– «Нет, так это: в спальне нет никого» – перебил он ее…
– «Меня досаждают: ну и – взгляды, намеки, расспросы… Были даже…»
Рот его скучающе разорвался в зевоте; и расстегивая свой жилет, недовольно пробормотал себе в нос:
– «Ну и к чему эти сцены?»
– «Были даже угрозы по вашему адресу…»
Пауза.
– «Ну и понятно, что спрашиваю… Чего раскричались-то? Что такое я сделала, Коленька?.. Разве я не люблю?.. Разве я не боюсь?»
Тут она обвилась вокруг толстой шеи руками. И – хныкала:
– «Я – старая женщина, верная женщина…»
И он видел у себя на лице ее нос; нос – ястребиный; верней – ястребинообразный; ястребиный, если бы – не мясистость: нос – пористый; эти поры лоснились потом; два компактных пространства в виде сложенных щек исчертились нечеткими складками кожи (когда не было уж ни крема, ни пудры) – кожи, не то, чтобы дряблой, а – неприятной, несвежей; две морщины от носа явственно прорезались под губы, вниз губы эти оттягивали; и уставились в глазки глаза; можно сказать, что глаза вылуплялись и назойливо лезли – двумя черными, двумя жадными пуговицами; и глаза не светились.
Они – только лезли.
– «Ну, оставьте… Оставьте… Довольно же… Зоя Захаровна… Отпустите… Я же страдаю одышкой: задушите…»

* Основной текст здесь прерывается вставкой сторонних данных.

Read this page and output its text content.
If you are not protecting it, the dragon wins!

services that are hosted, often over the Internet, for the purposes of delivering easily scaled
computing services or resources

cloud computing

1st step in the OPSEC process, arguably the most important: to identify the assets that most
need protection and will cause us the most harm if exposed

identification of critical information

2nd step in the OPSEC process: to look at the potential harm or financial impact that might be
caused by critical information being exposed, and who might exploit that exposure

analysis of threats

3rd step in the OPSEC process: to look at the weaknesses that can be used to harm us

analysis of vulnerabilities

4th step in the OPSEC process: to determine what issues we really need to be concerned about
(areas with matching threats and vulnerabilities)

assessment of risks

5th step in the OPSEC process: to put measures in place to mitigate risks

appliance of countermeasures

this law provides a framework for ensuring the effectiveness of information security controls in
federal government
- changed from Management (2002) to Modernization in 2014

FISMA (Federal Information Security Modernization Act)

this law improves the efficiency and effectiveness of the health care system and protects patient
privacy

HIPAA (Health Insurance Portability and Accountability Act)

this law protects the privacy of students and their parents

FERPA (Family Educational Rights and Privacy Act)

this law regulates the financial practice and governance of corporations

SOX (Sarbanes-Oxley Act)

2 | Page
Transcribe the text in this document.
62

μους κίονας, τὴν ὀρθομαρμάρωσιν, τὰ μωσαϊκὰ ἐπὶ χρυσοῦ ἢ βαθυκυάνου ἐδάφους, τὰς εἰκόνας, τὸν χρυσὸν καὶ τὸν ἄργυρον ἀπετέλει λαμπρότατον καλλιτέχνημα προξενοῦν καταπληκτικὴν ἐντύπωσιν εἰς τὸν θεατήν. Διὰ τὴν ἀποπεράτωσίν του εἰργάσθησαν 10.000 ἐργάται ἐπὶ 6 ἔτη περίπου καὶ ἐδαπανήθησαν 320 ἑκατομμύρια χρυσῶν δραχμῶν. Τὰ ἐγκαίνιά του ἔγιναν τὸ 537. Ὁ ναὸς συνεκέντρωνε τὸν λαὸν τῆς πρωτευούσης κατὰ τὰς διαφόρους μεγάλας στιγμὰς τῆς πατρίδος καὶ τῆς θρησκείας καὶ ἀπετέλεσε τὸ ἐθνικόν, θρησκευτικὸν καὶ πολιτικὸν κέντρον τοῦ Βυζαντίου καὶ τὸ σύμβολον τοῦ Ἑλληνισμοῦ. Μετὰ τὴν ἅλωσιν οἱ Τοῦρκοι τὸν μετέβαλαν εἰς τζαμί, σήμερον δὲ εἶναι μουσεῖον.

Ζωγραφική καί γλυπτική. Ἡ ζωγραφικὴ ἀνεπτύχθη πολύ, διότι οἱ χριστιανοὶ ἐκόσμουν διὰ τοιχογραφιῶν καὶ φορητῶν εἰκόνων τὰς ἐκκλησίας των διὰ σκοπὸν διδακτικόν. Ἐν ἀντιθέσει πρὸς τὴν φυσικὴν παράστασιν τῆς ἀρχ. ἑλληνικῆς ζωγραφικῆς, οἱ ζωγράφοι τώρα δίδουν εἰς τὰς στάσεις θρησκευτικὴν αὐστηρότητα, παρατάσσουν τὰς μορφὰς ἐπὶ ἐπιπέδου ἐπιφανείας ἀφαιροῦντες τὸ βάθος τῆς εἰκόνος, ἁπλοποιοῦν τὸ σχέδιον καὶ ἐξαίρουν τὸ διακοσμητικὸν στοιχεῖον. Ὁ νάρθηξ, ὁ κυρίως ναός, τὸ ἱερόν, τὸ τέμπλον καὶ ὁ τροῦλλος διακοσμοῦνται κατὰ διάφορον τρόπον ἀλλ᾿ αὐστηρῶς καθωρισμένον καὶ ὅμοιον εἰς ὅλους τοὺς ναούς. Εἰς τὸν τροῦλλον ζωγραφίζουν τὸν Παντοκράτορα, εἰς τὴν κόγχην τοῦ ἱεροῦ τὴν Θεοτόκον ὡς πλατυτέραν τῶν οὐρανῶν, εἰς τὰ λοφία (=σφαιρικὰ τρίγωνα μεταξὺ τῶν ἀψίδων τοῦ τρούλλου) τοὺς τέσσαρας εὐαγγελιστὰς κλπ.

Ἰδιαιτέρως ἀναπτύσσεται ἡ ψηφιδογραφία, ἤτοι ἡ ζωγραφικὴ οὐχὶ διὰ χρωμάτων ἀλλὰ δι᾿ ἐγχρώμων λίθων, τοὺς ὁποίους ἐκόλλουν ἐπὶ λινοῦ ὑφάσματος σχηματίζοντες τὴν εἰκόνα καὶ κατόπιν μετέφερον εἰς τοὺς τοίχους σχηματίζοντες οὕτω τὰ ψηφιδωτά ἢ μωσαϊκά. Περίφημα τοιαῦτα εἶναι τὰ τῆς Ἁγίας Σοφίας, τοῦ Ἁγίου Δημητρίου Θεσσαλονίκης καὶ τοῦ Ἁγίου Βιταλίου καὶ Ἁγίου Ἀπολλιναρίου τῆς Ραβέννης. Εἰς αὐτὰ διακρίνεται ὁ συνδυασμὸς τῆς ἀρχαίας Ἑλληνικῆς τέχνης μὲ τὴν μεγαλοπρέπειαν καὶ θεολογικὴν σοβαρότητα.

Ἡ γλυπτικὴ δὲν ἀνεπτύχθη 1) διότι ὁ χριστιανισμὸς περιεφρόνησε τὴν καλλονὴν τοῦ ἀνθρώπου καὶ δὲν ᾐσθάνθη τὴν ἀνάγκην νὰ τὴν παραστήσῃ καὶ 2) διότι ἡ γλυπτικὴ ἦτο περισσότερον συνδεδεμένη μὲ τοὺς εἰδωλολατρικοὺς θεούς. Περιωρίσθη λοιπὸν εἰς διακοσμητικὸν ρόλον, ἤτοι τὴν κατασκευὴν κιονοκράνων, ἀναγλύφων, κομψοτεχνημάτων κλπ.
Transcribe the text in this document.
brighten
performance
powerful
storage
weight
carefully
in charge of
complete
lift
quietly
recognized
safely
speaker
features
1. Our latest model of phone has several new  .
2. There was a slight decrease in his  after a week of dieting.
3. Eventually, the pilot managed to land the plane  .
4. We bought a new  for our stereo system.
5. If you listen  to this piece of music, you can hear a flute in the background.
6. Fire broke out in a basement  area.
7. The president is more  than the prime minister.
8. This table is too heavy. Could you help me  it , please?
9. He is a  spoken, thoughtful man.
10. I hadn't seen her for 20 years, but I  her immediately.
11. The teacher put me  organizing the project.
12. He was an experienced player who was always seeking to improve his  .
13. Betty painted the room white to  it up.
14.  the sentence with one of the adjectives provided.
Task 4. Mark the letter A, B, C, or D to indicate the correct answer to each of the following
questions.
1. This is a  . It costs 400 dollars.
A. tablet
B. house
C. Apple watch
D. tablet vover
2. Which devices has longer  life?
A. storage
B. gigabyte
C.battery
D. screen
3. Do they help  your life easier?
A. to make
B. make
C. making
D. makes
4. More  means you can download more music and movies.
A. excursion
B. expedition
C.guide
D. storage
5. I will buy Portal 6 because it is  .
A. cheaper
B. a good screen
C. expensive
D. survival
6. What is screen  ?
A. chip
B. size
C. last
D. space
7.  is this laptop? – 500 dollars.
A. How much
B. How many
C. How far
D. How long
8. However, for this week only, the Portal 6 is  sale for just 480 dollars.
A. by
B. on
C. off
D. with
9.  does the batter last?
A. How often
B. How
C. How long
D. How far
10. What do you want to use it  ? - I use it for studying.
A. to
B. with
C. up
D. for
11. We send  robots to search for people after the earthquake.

Тут он пальцами охватил ее руки и снял с своей шеи; и опустился на кресло; и тяжело задышал:
– «Вы же знаете, какой я сантиментальный и слабонервный… Вот опять я…»
Они замолчали.
И в глубоком, в тяжелом безмолвии, наступающем после долгого, безотрадного разговора, когда все уже сказано, все опасения перед словами изжиты и остается лишь тупая покорность, – в глубоком безмолвии она перемывала стакан, блюдце и две чайные ложки.
Он же сидел, полуотвернувшись от чайного столика, подставляя Зое Захаровне и грязному самовару свою квадратную спину.
– «Говорите, – угрозы?»
Она так и вздрогнула.
Так и просунулась вся: из-за самовара; губы вновь оттянулись: обеспокоенные глаза чуть не выскочили из орбит; обеспокоенно побежали по скатерти, вскарабкались на толстую грудь и вломились в моргавшие глазки; и – что сделало время?
Нет, что оно сделало?
Светло-карие эти глазки, эти глазки, блестящие юмором и лукавой веселостью только в двадцать пять лет потускнели, вдавились и подернулись угрожающей пеленой; позатянулись дымами всех поганейших атмосфер: темно-желтых, желто-шафранных; правда, двадцать пять лет – срок немалый, но все-таки – поблекнуть, так съежиться! А под глазками двадцатипятилетие это оттянуло жировые, тупые мешки; двадцать пять лет – срок немалый; но… – к чему этот выдавленный кадык из-под круглого подбородка? Розовый цвет лица ожелтился, промаслился, свял – заужасал серой бледностью трупа; лоб – зарос; и – выросли уши; ведь бывают же просто приличные старики? А ведь он – не старик…
Что ты сделало, время?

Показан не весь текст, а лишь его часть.